Four layers of trust
Access flows through four layers. Each builds on the previous — compromise at one layer doesn't break the others.
1
Machine Identity
Ed25519 SSH keypairs + rolling challenge-response + hardware fingerprinting. Proves which machine is acting. Challenge nonces are single-use — replayed signatures fail.
2
Permission Request
Stateful, user-approved authorization stored in Redis. Scoped or wildcard mode. Carries version tracking — any mutation bumps the version, invalidating in-flight tokens.
3
Delegate Identity
Immutable bootstrap identity with its own Ed25519 keypair and proof-of-possession. Allows remote systems to act with a reduced scope ceiling derived from the parent.
4
Permission Token
Short-lived JWT (5-15 min) for execution. Contains request ID and version — no scopes. Scopes are resolved from Redis at proxy time, ensuring revocations take effect instantly.
Proxy validation algorithm
Every proxied request goes through this pipeline. All checks are stateful — the proxy is the final authority.
1. Verify JWT signature
2. Fetch Permission Request from Redis by requestId
3. Validate state: status === active, version matches, not expired
4. If delegateId: validate delegate chain + parent status
5. Validate machine challenge state
6. Resolve approvedScopes from Redis (not from token)

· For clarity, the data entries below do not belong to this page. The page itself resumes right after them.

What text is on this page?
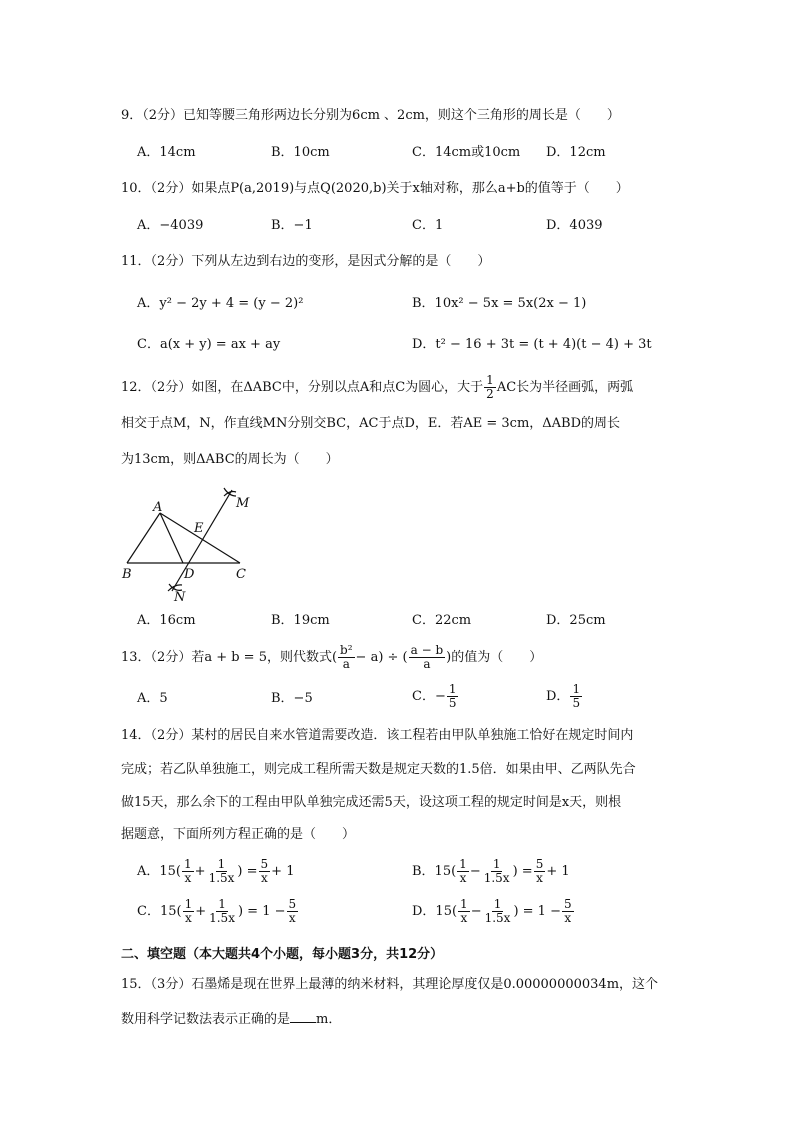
9．（2分）已知等腰三角形两边长分别为6cm 、2cm，则这个三角形的周长是（　　）
A．14cm	B．10cm	C．14cm或10cm D．12cm
10．（2分）如果点P(a,2019)与点Q(2020,b)关于x轴对称，那么a+b的值等于（　　）
A．−4039	B．−1	C．1	D．4039
11．（2分）下列从左边到右边的变形，是因式分解的是（　　）
A．y² − 2y + 4 = (y − 2)²	B．10x² − 5x = 5x(2x − 1)
C．a(x + y) = ax + ay	D．t² − 16 + 3t = (t + 4)(t − 4) + 3t
12．（2分）如图，在ΔABC中，分别以点A和点C为圆心，大于 $\frac{1}{2}$ AC长为半径画弧，两弧
相交于点M，N，作直线MN分别交BC，AC于点D，E．若AE = 3cm，ΔABD的周长
为13cm，则ΔABC的周长为（　　）
A
B	C
D
E
M
N
A．16cm	B．19cm	C．22cm	D．25cm
13．（2分）若a + b = 5，则代数式( $\frac{\text{b²}}{a} - a$) ÷ ( $\frac{a - b}{a}$ )的值为（　　）
A．5	B．−5	C．− $\frac{1}{5}$	D． $\frac{1}{5}$
14．（2分）某村的居民自来水管道需要改造．该工程若由甲队单独施工恰好在规定时间内
完成；若乙队单独施工，则完成工程所需天数是规定天数的1.5倍．如果由甲、乙两队先合
做15天，那么余下的工程由甲队单独完成还需5天，设这项工程的规定时间是x天，则根
据题意，下面所列方程正确的是（　　）
A．$15( \frac{1}{x} + \frac{1}{1.5x}$ ) = $\frac{5}{x} + 1$	B．$15( \frac{1}{x} - \frac{1}{1.5x}$ ) = $\frac{5}{x} + 1$
C．$15( \frac{1}{x} + \frac{1}{1.5x}$ ) = $1 - \frac{5}{x}$	D．$15( \frac{1}{x} - \frac{1}{1.5x}$ ) = $1 - \frac{5}{x}$
二、填空题（本大题共4个小题，每小题3分，共12分）
15．（3分）石墨烯是现在世界上最薄的纳米材料，其理论厚度仅是0.00000000034m，这个
数用科学记数法表示正确的是 m．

7. Check required scopes vs approved:
→ All present: proceed
→ Wildcard + missing: 403 + approval_url
→ Scoped + missing: 403 no recourse
→ Delegate ceiling exceeded: 403 scope_refused
8. Inject credentials server-side (OAuth tokens / API keys / basic auth)
9. Execute upstream call
10. Write audit log (non-blocking via after())
Wildcard permissions
Wildcard permissions start with zero scopes and grow as the user approves each one. Every scope still requires explicit consent.

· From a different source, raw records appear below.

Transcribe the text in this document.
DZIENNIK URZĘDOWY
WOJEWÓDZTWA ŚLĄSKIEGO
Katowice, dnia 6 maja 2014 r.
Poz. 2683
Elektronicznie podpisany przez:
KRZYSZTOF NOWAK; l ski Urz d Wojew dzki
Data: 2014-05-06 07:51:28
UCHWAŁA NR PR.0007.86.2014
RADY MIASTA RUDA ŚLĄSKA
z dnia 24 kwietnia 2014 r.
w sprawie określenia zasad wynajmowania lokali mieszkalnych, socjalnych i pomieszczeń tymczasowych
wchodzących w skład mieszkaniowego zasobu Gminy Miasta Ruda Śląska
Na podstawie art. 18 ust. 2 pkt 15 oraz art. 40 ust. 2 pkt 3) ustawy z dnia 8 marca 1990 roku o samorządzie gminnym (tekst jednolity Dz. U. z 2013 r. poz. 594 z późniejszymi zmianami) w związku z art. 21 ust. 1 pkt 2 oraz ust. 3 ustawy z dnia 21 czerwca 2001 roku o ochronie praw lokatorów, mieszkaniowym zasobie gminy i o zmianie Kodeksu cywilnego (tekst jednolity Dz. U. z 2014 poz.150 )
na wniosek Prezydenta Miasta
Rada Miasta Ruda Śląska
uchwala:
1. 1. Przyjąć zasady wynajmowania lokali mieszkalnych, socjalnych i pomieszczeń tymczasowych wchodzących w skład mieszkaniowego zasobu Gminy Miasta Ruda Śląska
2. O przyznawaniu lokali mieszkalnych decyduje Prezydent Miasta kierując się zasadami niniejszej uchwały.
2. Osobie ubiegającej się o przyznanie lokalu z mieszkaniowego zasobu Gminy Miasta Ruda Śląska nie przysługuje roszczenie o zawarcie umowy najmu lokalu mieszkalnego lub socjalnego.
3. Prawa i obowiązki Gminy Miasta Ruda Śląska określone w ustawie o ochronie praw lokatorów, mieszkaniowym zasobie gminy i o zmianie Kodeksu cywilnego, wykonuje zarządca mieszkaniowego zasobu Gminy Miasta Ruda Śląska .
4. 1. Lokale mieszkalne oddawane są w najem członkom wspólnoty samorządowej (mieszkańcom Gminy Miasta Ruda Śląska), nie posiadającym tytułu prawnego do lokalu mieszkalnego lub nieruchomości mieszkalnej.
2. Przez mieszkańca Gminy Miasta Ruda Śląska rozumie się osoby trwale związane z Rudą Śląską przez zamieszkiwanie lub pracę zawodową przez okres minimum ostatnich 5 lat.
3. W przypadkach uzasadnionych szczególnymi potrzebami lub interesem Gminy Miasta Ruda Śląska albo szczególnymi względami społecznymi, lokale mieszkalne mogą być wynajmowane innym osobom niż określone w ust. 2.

1.Agent calls proxy requiring github::repo
2.Proxy returns 403 with approval URL
3.User visits URL, approves github::repo
4.Scope added to approvedScopes, version bumps
5.Agent retries — proxy re-reads Redis — success
Core data model
| Entity | Storage | Key fields |
|---|---|---|
| Machine | Redis | id, userId, publicKey, fingerprint, challengeNonce |
| PermissionRequest | Redis | id, machineId, mode, status, requestedScopes, approvedScopes, version |
| Delegate | Redis | id, parentPermissionId, mode, publicKey, approvedScopes, ttl |
| PermissionToken | JWT (stateless) | requestId, machineId, delegateId, version, exp |
| AuditLog | MongoDB | userId, machineId, permissionId, provider, method, endpoint, status |
Security properties
No secrets in tokens
Permission tokens contain IDs and versions — never scopes, never credentials. Scopes are resolved server-side.
Version pinning
Every mutation bumps the permission version. Tokens with stale versions are rejected. Revocation takes effect in under 1 second.
Cascade revocation
Revoking a parent automatically revokes all delegates. No orphaned access, no cleanup needed.
Rolling challenges
Each machine auth uses a single-use nonce. Concurrent auth from two locations triggers automatic revalidation.
Scope immutability (scoped)
Once approved, scoped permissions can never expand. The set is frozen — auditable and predictable.
Audit everything
Every proxied call is logged in MongoDB with full context. Dashboard provides real-time visibility.
Credential injection
The proxy resolves and injects credentials based on the target API's requirements. Supported methods:
OAuth 2.0 / 2.1
Access tokens refreshed automatically. Token rotation handled server-side.
API Keys
Injected as headers or query params per provider spec.
Basic Auth
Username/password pairs injected as Authorization headers.